One legislative proposal wants to make electric vehicle charging projects eligible for an existing clean energy program.

Rep. Joe Ciresi, D-Royersford, introduced House Bill 1474 to expand the Commercial Property-Assessed Clean Energy program, created by Act 30 of 2018, to include EV charging stations.

“As electric vehicles become increasingly common, we need to make sure we have a developed statewide infrastructure with access to convenient charging stations,” Ciresi said in a press release. “This bill will unlock financing that would help businesses, workplaces, apartment buildings, and more locations install EV charging stations.”

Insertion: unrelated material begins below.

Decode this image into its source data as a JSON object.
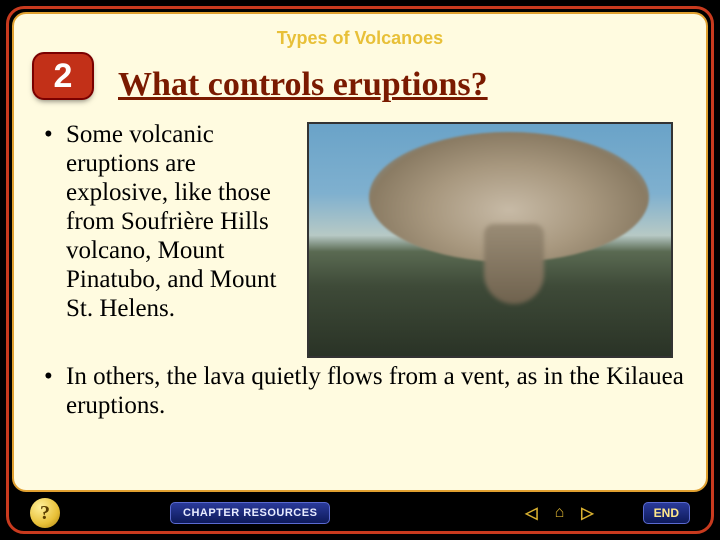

The C-PACE program finances renewable energy or efficiency upgrades with a voluntary tax assessment paid by the property owner. While the federal government promotes it, state legislatures must pass enabling legislation to create a state-level C-PACE program, either on a state or local level.

More than 37 states have passed C-PACE legislation and enabled $2 billion in projects.

In the commonwealth, 19 counties have C-PACE expansion programs – mostly around Philadelphia and Allegheny Counties – with active programs in another five counties. Roughly $250 million in investments have been due to the program, Ciresi noted in his legislative memo.

Projects in Pennsylvania have included energy efficiency upgrades, apartment complex construction, solar panel installation, and carbon-footprint reductions for warehouses.

The Department of Energy notes that, while the program can encourage energy efficiency, it can also “require dedicated local government staff time” and has high legal and administrative setup obligations.

Allowing EV charging stations to qualify for the program would come at a time when Pennsylvania is set to receive $62 million in federal money for EV charging stations over the next two years. Over the next five years, the commonwealth will receive $172 million to create an EV corridor from the National Electric Vehicle Infrastructure grant program.